How new cheque clearance works
Under the new regime, all cheques deposited at bank branches during the single presentation session from 10 am to 4 pm will be scanned and sent instantly to the central clearing house, instead of waiting for an end-of-day run.
The clearing house, in turn, will “release the cheque images to drawee banks on a continuous basis”, so your cheque starts moving through the system right away.
Once a drawee bank receives a cheque image, it has until 7 pm to confirm whether it will honour or dishonour the cheque.
The RBI’s notification makes it clear: “drawee banks shall be required to confirm (positively/negatively) cheques presented on them latest by end of confirmation session (i.e., 7 pm) else those will be deemed to have been approved and included for settlement”.
In other words, a lack of response by 7 pm automatically counts as an approval, keeping the process flowing.
Hourly settlements for speed and certainty
Starting at 11 am, and on the hour every hour thereafter until 7 pm, the clearing house will calculate net funds owed between banks based on all positive and deemed approvals.
As the RBI puts it, “settlement will be arrived every hour till the end of confirmation session, based on the positive confirmations received from drawee banks and cheques considered deemed approved”.
No entries are made for cheques that have been dishonoured, ensuring only cleared funds move through the system.
After each hourly settlement, banks receive detailed settlement statements and must “release the payment to the customers immediately, but not later than 1 hour from successful settlement, subject to usual safeguards”.

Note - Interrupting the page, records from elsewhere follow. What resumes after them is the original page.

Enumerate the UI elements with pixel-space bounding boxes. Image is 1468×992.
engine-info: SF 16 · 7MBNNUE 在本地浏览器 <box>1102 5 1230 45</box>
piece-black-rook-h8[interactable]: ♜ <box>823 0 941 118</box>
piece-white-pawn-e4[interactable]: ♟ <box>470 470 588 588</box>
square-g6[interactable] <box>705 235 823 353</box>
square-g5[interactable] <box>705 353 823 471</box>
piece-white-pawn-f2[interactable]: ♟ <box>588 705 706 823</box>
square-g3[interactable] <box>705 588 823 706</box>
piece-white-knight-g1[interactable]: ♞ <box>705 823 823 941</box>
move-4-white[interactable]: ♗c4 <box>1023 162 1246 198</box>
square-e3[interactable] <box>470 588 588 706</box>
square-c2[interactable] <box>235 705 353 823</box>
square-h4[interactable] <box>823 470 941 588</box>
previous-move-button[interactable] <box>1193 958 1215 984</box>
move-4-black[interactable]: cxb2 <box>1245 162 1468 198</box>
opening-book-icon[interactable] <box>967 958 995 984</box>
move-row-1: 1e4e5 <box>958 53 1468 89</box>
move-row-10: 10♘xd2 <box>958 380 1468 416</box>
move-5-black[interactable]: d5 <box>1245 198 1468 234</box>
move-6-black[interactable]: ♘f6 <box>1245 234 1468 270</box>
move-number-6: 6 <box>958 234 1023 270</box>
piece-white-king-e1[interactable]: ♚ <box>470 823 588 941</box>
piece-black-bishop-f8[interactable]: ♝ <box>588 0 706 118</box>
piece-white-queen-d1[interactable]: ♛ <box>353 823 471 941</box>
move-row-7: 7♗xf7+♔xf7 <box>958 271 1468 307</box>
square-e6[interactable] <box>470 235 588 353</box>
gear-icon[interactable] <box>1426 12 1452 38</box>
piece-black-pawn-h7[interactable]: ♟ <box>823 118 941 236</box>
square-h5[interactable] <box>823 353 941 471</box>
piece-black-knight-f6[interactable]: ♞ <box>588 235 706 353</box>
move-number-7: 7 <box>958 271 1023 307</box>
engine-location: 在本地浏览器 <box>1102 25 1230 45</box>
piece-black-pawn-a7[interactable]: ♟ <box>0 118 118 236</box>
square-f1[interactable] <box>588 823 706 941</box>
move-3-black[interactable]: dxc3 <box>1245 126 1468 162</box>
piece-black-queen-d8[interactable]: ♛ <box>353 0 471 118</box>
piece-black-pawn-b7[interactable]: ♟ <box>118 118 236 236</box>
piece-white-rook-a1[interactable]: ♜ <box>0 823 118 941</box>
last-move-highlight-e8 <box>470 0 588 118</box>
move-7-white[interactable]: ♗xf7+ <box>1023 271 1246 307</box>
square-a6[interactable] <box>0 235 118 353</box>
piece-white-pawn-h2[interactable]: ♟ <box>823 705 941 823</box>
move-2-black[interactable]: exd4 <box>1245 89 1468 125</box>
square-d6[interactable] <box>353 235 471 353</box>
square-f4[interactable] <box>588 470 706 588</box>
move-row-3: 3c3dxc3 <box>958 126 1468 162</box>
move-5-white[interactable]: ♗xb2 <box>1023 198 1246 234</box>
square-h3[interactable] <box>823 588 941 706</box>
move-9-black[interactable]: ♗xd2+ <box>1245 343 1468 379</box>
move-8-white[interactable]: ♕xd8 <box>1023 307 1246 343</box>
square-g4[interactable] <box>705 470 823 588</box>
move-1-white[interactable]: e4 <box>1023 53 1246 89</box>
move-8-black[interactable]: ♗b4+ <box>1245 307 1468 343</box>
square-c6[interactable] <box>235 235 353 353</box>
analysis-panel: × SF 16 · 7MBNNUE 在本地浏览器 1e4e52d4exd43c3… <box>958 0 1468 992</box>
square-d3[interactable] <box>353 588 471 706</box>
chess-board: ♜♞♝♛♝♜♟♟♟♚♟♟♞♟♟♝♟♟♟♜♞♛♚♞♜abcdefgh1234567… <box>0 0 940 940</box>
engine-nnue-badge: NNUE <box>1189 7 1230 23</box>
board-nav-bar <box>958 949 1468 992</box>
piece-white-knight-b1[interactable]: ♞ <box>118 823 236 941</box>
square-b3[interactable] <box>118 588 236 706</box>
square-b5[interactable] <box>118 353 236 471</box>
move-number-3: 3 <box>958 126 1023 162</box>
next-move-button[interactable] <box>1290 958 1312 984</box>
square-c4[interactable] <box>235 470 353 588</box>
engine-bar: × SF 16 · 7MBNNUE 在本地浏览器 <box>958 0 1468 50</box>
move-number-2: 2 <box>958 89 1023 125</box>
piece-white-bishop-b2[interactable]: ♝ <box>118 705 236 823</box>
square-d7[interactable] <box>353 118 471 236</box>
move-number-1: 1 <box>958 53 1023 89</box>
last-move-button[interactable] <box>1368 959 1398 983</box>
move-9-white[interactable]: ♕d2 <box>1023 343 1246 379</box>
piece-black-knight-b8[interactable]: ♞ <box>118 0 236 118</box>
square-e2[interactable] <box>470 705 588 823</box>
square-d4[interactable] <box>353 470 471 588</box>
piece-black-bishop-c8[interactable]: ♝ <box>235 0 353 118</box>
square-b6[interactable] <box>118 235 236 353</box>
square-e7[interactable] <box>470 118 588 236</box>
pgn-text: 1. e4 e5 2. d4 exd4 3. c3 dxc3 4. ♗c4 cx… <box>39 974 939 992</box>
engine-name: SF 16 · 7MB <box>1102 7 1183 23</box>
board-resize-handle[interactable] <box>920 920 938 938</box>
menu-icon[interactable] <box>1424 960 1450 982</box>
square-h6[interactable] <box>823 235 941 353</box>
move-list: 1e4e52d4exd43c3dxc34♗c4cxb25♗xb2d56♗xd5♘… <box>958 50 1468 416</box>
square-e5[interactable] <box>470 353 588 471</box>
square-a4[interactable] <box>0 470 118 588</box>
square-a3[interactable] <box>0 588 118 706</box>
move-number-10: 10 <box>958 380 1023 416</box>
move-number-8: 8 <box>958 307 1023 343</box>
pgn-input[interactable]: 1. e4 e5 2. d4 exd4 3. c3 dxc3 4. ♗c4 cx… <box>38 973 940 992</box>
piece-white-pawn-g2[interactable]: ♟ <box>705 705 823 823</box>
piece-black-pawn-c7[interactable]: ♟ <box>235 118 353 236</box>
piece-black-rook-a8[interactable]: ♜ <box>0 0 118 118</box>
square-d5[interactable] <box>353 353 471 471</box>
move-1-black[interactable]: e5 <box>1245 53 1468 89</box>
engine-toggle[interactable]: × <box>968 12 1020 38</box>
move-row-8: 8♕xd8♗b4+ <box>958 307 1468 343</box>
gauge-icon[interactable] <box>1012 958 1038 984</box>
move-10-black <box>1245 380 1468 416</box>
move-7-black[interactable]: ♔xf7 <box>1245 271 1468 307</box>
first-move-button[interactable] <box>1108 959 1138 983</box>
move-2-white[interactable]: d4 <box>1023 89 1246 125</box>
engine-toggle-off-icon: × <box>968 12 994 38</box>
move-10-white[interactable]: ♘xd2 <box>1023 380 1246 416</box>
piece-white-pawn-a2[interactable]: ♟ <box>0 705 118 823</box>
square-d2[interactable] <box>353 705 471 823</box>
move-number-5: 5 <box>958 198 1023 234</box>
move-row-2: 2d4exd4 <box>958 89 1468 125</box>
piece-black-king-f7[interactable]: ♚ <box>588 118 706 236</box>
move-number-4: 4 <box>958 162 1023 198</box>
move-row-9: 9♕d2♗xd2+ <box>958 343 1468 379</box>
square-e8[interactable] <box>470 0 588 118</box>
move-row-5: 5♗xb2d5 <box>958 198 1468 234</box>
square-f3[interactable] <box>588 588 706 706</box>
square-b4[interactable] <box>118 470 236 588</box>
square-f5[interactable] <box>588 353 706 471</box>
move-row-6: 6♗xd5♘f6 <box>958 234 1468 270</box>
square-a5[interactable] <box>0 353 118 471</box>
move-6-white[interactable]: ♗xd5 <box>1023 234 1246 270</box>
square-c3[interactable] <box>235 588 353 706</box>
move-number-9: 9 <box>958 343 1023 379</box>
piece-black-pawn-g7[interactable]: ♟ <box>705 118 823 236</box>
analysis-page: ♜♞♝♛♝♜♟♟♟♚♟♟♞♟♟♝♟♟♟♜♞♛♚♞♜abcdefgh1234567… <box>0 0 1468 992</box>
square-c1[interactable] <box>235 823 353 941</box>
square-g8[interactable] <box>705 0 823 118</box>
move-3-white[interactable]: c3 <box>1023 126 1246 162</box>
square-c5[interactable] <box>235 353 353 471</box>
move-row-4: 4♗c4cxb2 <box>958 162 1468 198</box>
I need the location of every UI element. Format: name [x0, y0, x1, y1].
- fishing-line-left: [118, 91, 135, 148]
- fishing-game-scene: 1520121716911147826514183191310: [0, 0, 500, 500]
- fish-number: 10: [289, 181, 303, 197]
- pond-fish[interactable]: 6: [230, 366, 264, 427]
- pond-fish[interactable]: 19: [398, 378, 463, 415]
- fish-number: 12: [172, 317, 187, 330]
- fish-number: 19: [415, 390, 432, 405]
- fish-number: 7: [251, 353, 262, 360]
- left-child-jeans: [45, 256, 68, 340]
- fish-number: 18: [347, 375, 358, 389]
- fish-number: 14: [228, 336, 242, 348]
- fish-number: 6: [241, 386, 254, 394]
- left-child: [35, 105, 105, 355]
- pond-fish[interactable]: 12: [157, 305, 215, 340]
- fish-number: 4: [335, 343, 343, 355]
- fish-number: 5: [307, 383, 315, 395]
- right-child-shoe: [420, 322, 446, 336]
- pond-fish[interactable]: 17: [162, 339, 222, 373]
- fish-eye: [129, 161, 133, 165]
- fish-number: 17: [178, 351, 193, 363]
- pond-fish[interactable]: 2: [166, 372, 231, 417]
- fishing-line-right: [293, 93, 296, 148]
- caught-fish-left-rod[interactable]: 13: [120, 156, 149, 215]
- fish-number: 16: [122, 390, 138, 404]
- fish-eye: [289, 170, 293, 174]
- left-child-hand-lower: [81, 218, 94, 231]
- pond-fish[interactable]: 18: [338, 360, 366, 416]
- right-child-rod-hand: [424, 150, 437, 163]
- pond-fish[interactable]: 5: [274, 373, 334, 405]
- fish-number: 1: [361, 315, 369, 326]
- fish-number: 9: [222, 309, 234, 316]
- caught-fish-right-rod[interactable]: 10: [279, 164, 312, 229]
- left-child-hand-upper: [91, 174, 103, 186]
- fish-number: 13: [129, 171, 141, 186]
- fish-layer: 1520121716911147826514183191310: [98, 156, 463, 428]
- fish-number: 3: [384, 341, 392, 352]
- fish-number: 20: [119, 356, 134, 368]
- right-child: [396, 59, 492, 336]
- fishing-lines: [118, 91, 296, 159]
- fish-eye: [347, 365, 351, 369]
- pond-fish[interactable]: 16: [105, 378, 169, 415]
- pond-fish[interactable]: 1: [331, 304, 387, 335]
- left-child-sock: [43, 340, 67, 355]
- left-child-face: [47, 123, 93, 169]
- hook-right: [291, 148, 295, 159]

If your bank participates smoothly, you could deposit a cheque at midday and see the funds in your account well before the evening is out.
Why this new cheque system matters
For individuals and small businesses alike, cash flow matters.
Today, you might have to juggle expenses because cheques take two working days to clear.
From October 4, a lunchtime deposit could fund urgent purchases or payroll by the afternoon.
The RBI’s phased rollout gives banks time to adapt. Phase 1 runs from October 4, 2025 to January 2, 2026 with a flat 7 pm expiry for all cheques.
From January 3, 2026 (Phase 2), each cheque will have its own three-hour “Item Expiry Time” to confirm status, making the system even more granular and responsive.
This means that the RBI is turning cheque clearing into a real-time service—a significant leap forward for an instrument often seen as slow and archaic. Soon, the moment a cheque leaves your hand could be the same moment the recipient’s balance goes up.